The City of West Hollywood has a strong rent stabilization program. But the state Ellis Act allows building owners to take rent-stabilized units off the market and evict their tenants. And state law allows a landlord to raise the rent of a rent-stabilized unit to the market level if the current tenant leaves. The result has been a slow erosion of the number of affordable housing units in WeHo. That erosion has been ameliorated somewhat by city requirements that developers of buildings of 10 or more units add affordable units or contribute to a city fund to build such units. But is that enough, especially considering the size of the waiting list for affordable housing? Are there other steps the city should be taking to ensure that current residents can continue to afford their homes and that the city will be able to welcome newcomers who aren’t wealthy?
This is an issue that’s never likely to go away in Los Angeles County, known worldwide for its focus on the automobile. Is the traffic really getting worse in West Hollywood? If so, is it because WeHo is a major pass-through point from commuters moving back and forth from East Los Angeles to Westside cities such as Beverly Hills and Santa Monica? To what degree is new housing development in WeHo a factor? Given that most WeHo residents don’t work here, and most WeHo workers don’t live here, could the city reduce traffic by providing more affordable housing for its service economy workers and/or supporting more creative economy jobs for its residents? Are there other possible solutions?
ETHICS AND OPTICS
West Hollywood has long promoted itself as a progressive city, which is true given its support for LGBT rights and Russian-speaking immigrants and seniors. But consider that a writer for another publication in Los Angeles describes WeHo as “the most progressive city money can buy.”
Whether or not that is true, the city certainly has an optics issue that is provocatively illustrated by that writer’s description.

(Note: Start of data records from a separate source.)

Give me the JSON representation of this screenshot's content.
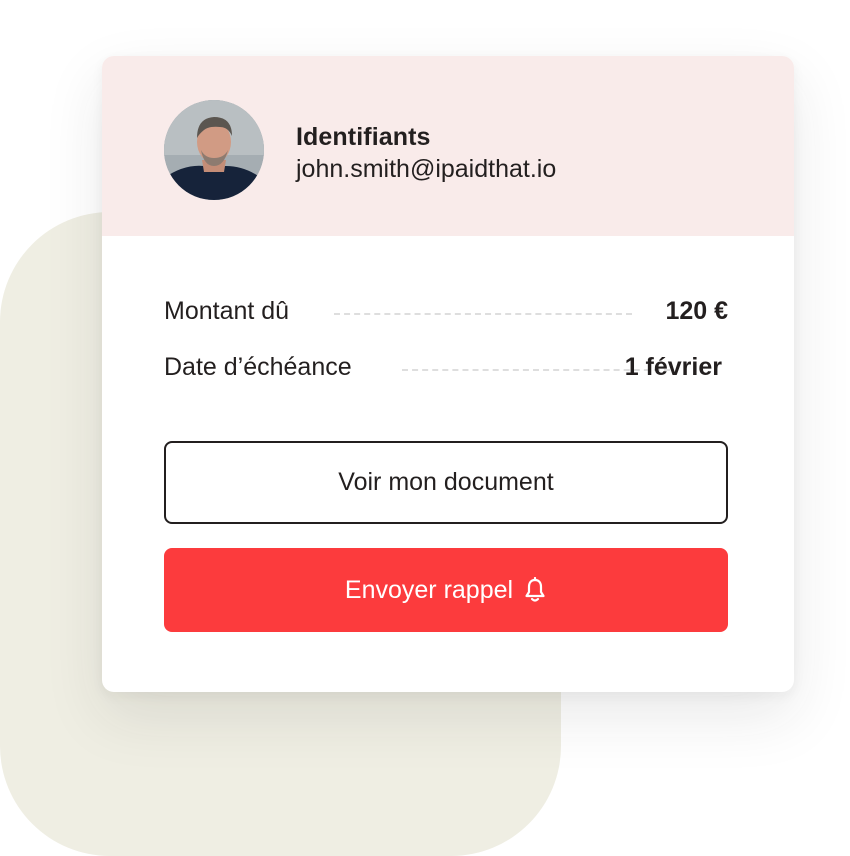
{
  "profile": {
    "title": "Identifiants",
    "email": "john.smith@ipaidthat.io"
  },
  "details": {
    "amount_label": "Montant dû",
    "amount_value": "120 €",
    "due_label": "Date d’échéance",
    "due_value": "1 février"
  },
  "actions": {
    "view_label": "Voir mon document",
    "remind_label": "Envoyer rappel",
    "remind_icon": "bell-icon"
  },
  "colors": {
    "header_bg": "#f9ebea",
    "accent_red": "#fc3b3d",
    "backdrop": "#efeee3",
    "text": "#231f1f"
  }
}
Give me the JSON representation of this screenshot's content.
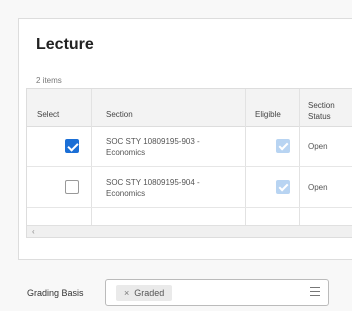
{
  "lecture": {
    "title": "Lecture",
    "item_count": "2 items",
    "columns": [
      "Select",
      "Section",
      "Eligible",
      "Section Status"
    ],
    "rows": [
      {
        "selected": true,
        "section": "SOC STY 10809195-903 - Economics",
        "eligible": true,
        "status": "Open"
      },
      {
        "selected": false,
        "section": "SOC STY 10809195-904 - Economics",
        "eligible": true,
        "status": "Open"
      }
    ],
    "scroll_left_glyph": "‹"
  },
  "grading_basis": {
    "label": "Grading Basis",
    "selected": "Graded",
    "remove_glyph": "×"
  },
  "colors": {
    "accent": "#1b6fd6",
    "eligible": "#b8d4f2"
  }
}
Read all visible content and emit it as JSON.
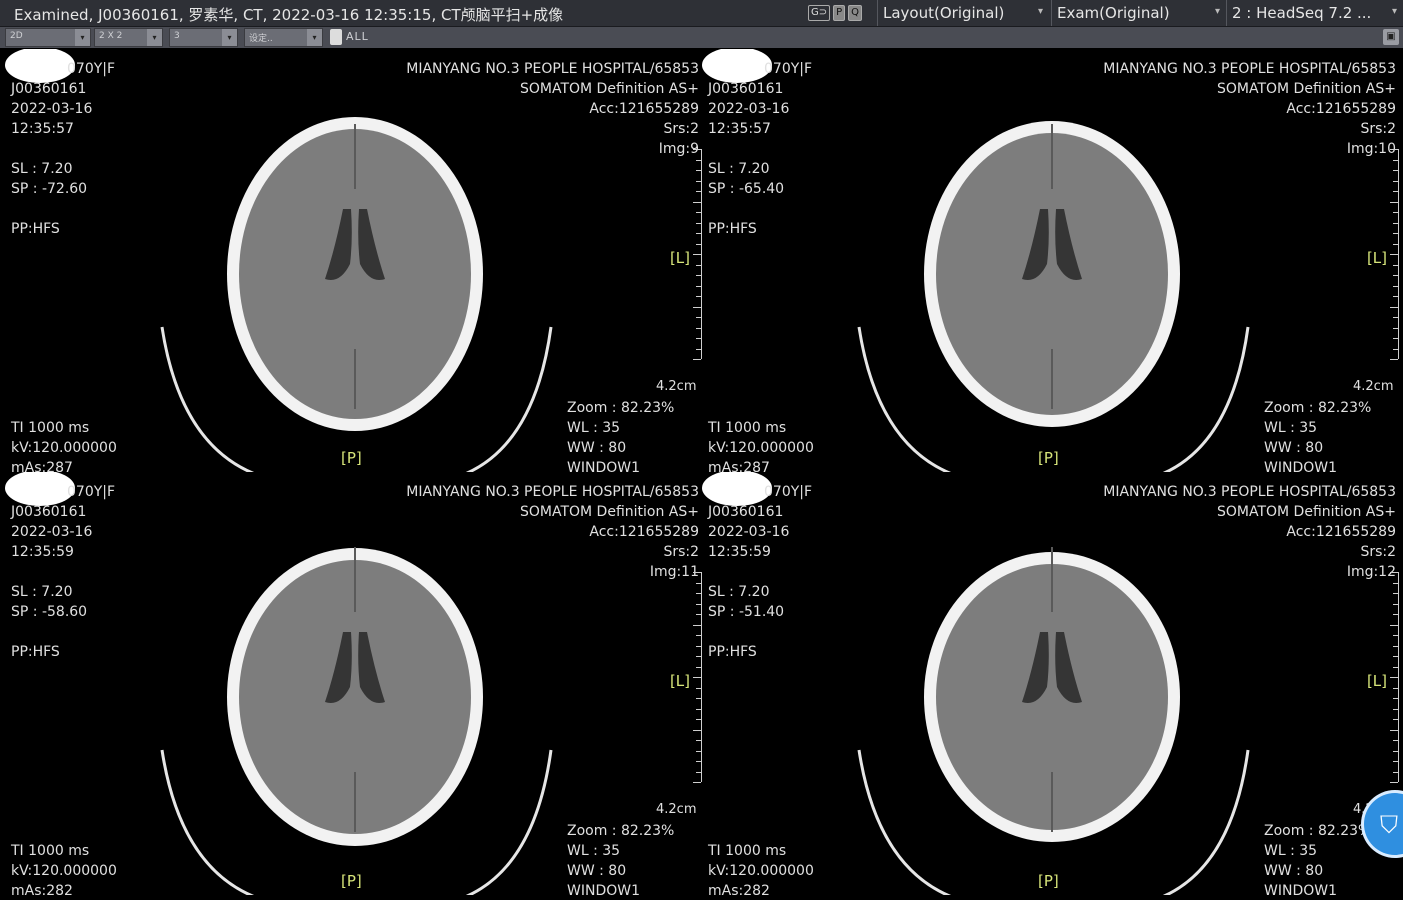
{
  "title": {
    "text": "Examined, J00360161, 罗素华, CT, 2022-03-16 12:35:15, CT颅脑平扫+成像",
    "link_icons": [
      "G⊃",
      "P",
      "Q"
    ],
    "layout_label": "Layout(Original)",
    "exam_label": "Exam(Original)",
    "series_label": "2 : HeadSeq  7.2  ...",
    "dropdown_glyph": "▾"
  },
  "toolbar": {
    "mode": "2D",
    "grid": "2 X 2",
    "value3": "3",
    "preset": "设定..",
    "dropdown_glyph": "▾",
    "all_label": "ALL",
    "right_icon": "▣"
  },
  "viewports": [
    {
      "id": "vp1",
      "patient": "070Y|F",
      "patient_id": "J00360161",
      "date": "2022-03-16",
      "time": "12:35:57",
      "sl": "SL : 7.20",
      "sp": "SP : -72.60",
      "pp": "PP:HFS",
      "hospital": "MIANYANG NO.3 PEOPLE HOSPITAL/65853",
      "scanner": "SOMATOM Definition AS+",
      "acc": "Acc:121655289",
      "srs": "Srs:2",
      "img": "Img:9",
      "ti": "TI 1000 ms",
      "kv": "kV:120.000000",
      "mas": "mAs:287",
      "zoom": "Zoom : 82.23%",
      "wl": "WL : 35",
      "ww": "WW : 80",
      "window": "WINDOW1",
      "orient_bottom": "[P]",
      "orient_right": "[L]",
      "scale": "4.2cm"
    },
    {
      "id": "vp2",
      "patient": "070Y|F",
      "patient_id": "J00360161",
      "date": "2022-03-16",
      "time": "12:35:57",
      "sl": "SL : 7.20",
      "sp": "SP : -65.40",
      "pp": "PP:HFS",
      "hospital": "MIANYANG NO.3 PEOPLE HOSPITAL/65853",
      "scanner": "SOMATOM Definition AS+",
      "acc": "Acc:121655289",
      "srs": "Srs:2",
      "img": "Img:10",
      "ti": "TI 1000 ms",
      "kv": "kV:120.000000",
      "mas": "mAs:287",
      "zoom": "Zoom : 82.23%",
      "wl": "WL : 35",
      "ww": "WW : 80",
      "window": "WINDOW1",
      "orient_bottom": "[P]",
      "orient_right": "[L]",
      "scale": "4.2cm"
    },
    {
      "id": "vp3",
      "patient": "070Y|F",
      "patient_id": "J00360161",
      "date": "2022-03-16",
      "time": "12:35:59",
      "sl": "SL : 7.20",
      "sp": "SP : -58.60",
      "pp": "PP:HFS",
      "hospital": "MIANYANG NO.3 PEOPLE HOSPITAL/65853",
      "scanner": "SOMATOM Definition AS+",
      "acc": "Acc:121655289",
      "srs": "Srs:2",
      "img": "Img:11",
      "ti": "TI 1000 ms",
      "kv": "kV:120.000000",
      "mas": "mAs:282",
      "zoom": "Zoom : 82.23%",
      "wl": "WL : 35",
      "ww": "WW : 80",
      "window": "WINDOW1",
      "orient_bottom": "[P]",
      "orient_right": "[L]",
      "scale": "4.2cm"
    },
    {
      "id": "vp4",
      "patient": "070Y|F",
      "patient_id": "J00360161",
      "date": "2022-03-16",
      "time": "12:35:59",
      "sl": "SL : 7.20",
      "sp": "SP : -51.40",
      "pp": "PP:HFS",
      "hospital": "MIANYANG NO.3 PEOPLE HOSPITAL/65853",
      "scanner": "SOMATOM Definition AS+",
      "acc": "Acc:121655289",
      "srs": "Srs:2",
      "img": "Img:12",
      "ti": "TI 1000 ms",
      "kv": "kV:120.000000",
      "mas": "mAs:282",
      "zoom": "Zoom : 82.23%",
      "wl": "WL : 35",
      "ww": "WW : 80",
      "window": "WINDOW1",
      "orient_bottom": "[P]",
      "orient_right": "[L]",
      "scale": "4.2cm"
    }
  ],
  "colors": {
    "orientation_marker": "#d7e57a",
    "overlay_text": "#e0e0e0",
    "security_badge": "#2f8fe0"
  },
  "floating": {
    "shield_icon": "⛉"
  }
}
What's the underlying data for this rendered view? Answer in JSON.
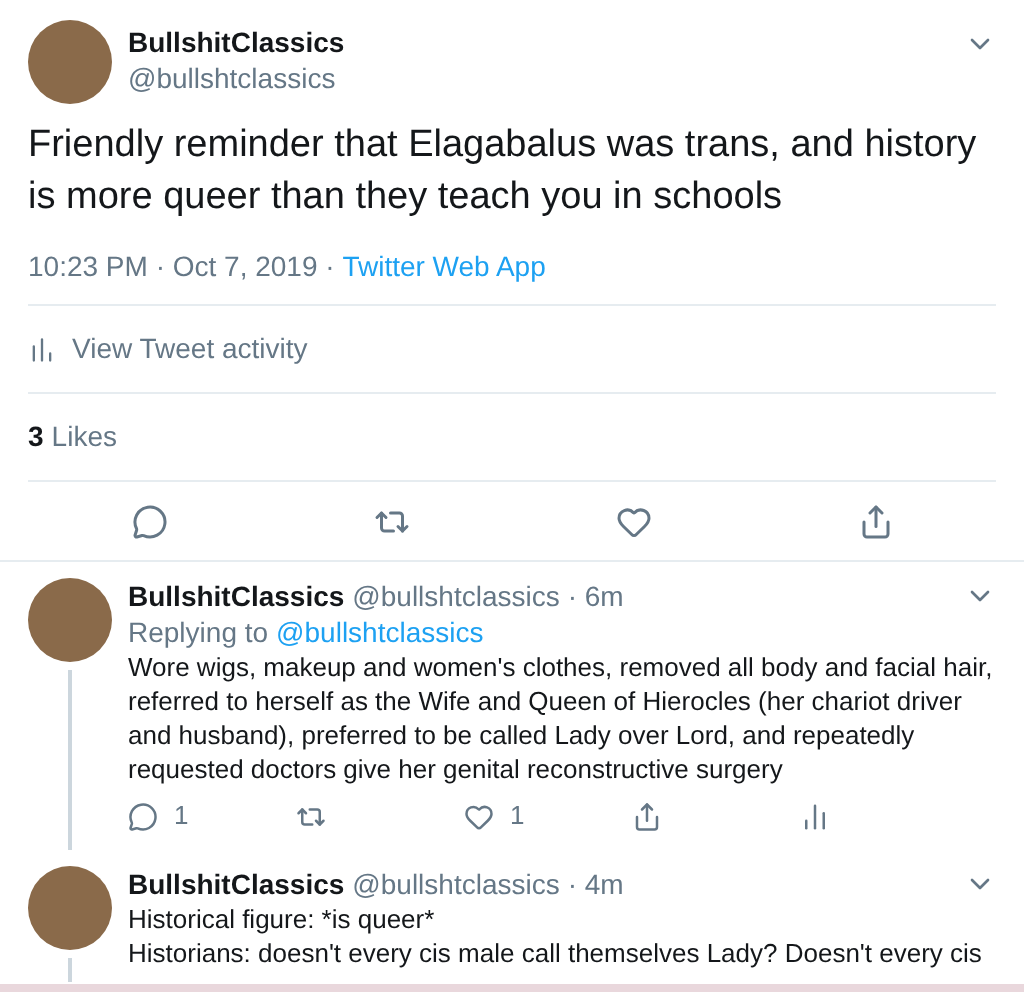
{
  "main_tweet": {
    "display_name": "BullshitClassics",
    "handle": "@bullshtclassics",
    "text": "Friendly reminder that Elagabalus was trans, and history is more queer than they teach you in schools",
    "timestamp": "10:23 PM · Oct 7, 2019 · ",
    "source": "Twitter Web App",
    "activity_link": "View Tweet activity",
    "likes_count": "3",
    "likes_label": "Likes",
    "actions": [
      {
        "kind": "reply"
      },
      {
        "kind": "retweet"
      },
      {
        "kind": "like"
      },
      {
        "kind": "share"
      }
    ]
  },
  "replies": [
    {
      "display_name": "BullshitClassics",
      "handle": "@bullshtclassics",
      "time": "· 6m",
      "replying_to_label": "Replying to",
      "replying_to_handle": "@bullshtclassics",
      "text_lines": [
        "Wore wigs, makeup and women's clothes, removed all body and facial hair, referred to herself as the Wife and Queen of Hierocles (her chariot driver and husband), preferred to be called Lady over Lord, and repeatedly requested doctors give her genital reconstructive surgery"
      ],
      "thread_continues": true,
      "actions": [
        {
          "kind": "reply",
          "count": "1"
        },
        {
          "kind": "retweet"
        },
        {
          "kind": "like",
          "count": "1"
        },
        {
          "kind": "share"
        },
        {
          "kind": "analytics"
        }
      ]
    },
    {
      "display_name": "BullshitClassics",
      "handle": "@bullshtclassics",
      "time": "· 4m",
      "text_lines": [
        "Historical figure: *is queer*",
        "Historians: doesn't every cis male call themselves Lady? Doesn't every cis"
      ],
      "thread_continues": true
    }
  ]
}
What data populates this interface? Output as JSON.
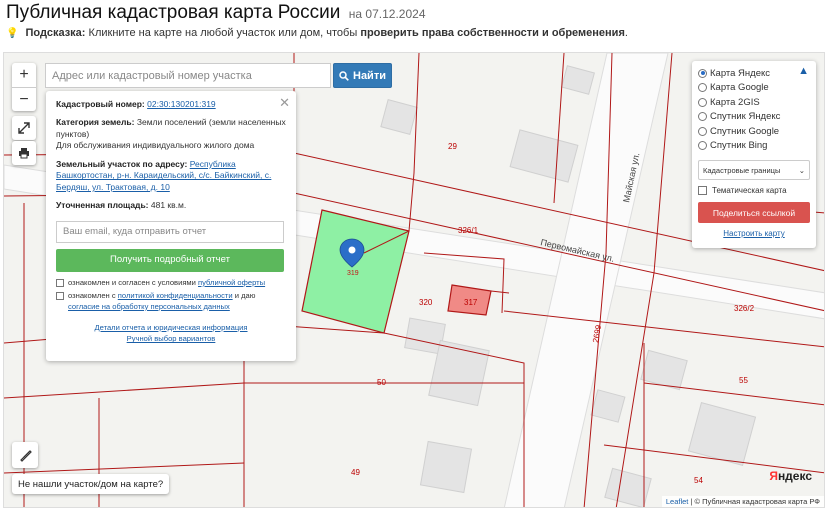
{
  "header": {
    "title": "Публичная кадастровая карта России",
    "date": "на 07.12.2024"
  },
  "hint": {
    "label": "Подсказка:",
    "text": "Кликните на карте на любой участок или дом, чтобы",
    "bold": "проверить права собственности и обременения",
    "end": "."
  },
  "search": {
    "placeholder": "Адрес или кадастровый номер участка",
    "button_label": "Найти"
  },
  "card": {
    "cadastral_label": "Кадастровый номер:",
    "cadastral_number": "02:30:130201:319",
    "category_label": "Категория земель:",
    "category_value": "Земли поселений (земли населенных пунктов)",
    "usage": "Для обслуживания индивидуального жилого дома",
    "address_label": "Земельный участок по адресу:",
    "address_value": "Республика Башкортостан, р-н. Караидельский, с/с. Байкинский, с. Бердяш, ул. Трактовая, д. 10",
    "area_label": "Уточненная площадь:",
    "area_value": "481 кв.м.",
    "email_placeholder": "Ваш email, куда отправить отчет",
    "report_button": "Получить подробный отчет",
    "consent1_text": "ознакомлен и согласен с условиями",
    "consent1_link": "публичной оферты",
    "consent2_text": "ознакомлен с",
    "consent2_link": "политикой конфиденциальности",
    "consent2_and": "и даю",
    "consent2_link2": "согласие на обработку персональных данных",
    "footer_link1": "Детали отчета и юридическая информация",
    "footer_link2": "Ручной выбор вариантов"
  },
  "layers": {
    "options": [
      {
        "label": "Карта Яндекс",
        "selected": true
      },
      {
        "label": "Карта Google",
        "selected": false
      },
      {
        "label": "Карта 2GIS",
        "selected": false
      },
      {
        "label": "Спутник Яндекс",
        "selected": false
      },
      {
        "label": "Спутник Google",
        "selected": false
      },
      {
        "label": "Спутник Bing",
        "selected": false
      }
    ],
    "select_value": "Кадастровые границы",
    "thematic_label": "Тематическая карта",
    "share_button": "Поделиться ссылкой",
    "configure_link": "Настроить карту"
  },
  "buttons": {
    "zoom_in": "+",
    "zoom_out": "−",
    "not_found": "Не нашли участок/дом на карте?"
  },
  "map": {
    "marker_label": "319",
    "parcel_labels": [
      "29",
      "326/1",
      "320",
      "317",
      "326/2",
      "50",
      "55",
      "49",
      "54",
      "2699"
    ],
    "street_labels": [
      "Первомайская ул.",
      "Майская ул."
    ],
    "yandex_logo_a": "Я",
    "yandex_logo_b": "ндекс",
    "attribution_leaflet": "Leaflet",
    "attribution_text": "| © Публичная кадастровая карта РФ"
  },
  "colors": {
    "selected_parcel": "#8ef0a4",
    "parcel_317": "#f08a86",
    "boundary": "#b01818",
    "search_button": "#337ab7",
    "report_button": "#5cb85c",
    "share_button": "#d9534f"
  }
}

On the positive side, the City Council in the past year has implemented a number of ethics reform measures. But the fact that most of the money donated to City Council members’ election campaigns has come from out-of-town developers and some from city vendors adds to the council’s pay-for-play image.
Consider the decision to grant Townscape Partners, a major donor to the incumbents, permission to nearly double the size of a development at 8899 Beverly Blvd. that already was three times the size currently permitted under the city’s General Plan. Should the City Council have undertaken an overall review of the plan rather than chipped it away on Townscape’s behalf? Should the developer have had to make a stronger case for the City Council to grant such an exception? Perhaps creation of a certain number of new jobs or provision of a certain number of low-income housing units? And should council members who benefited from thousands of dollars in donations from Townscape and its owners and their families have recused themselves from voting on such a major project?
Another optics issue is the involvement of Councilmember John Duran in the Los Angeles Gay Men’s Chorus, whose board he chairs. GMCLA has received huge donations from Athens Services, the city’s trash vendor. And the City Council has extended Athens’ contract with West Hollywood by 15 years, an extension worth an estimated $150 million to Athens, without putting it out to bid to see if it could get a better deal. By all objective accounts, the Athens extension was a smart one. But given the donations to Duran’s favorite charity and to his election campaigns, it doesn’t look good.
Of course there are many other issues candidates should address. We’d like to hear your thoughts, written in the form of a question you’d like to see WEHOville put to a candidate. And please frame that question so the candidate is required to give a “yes” or “no” answer — no “if’s,” “ands,” or “buts.”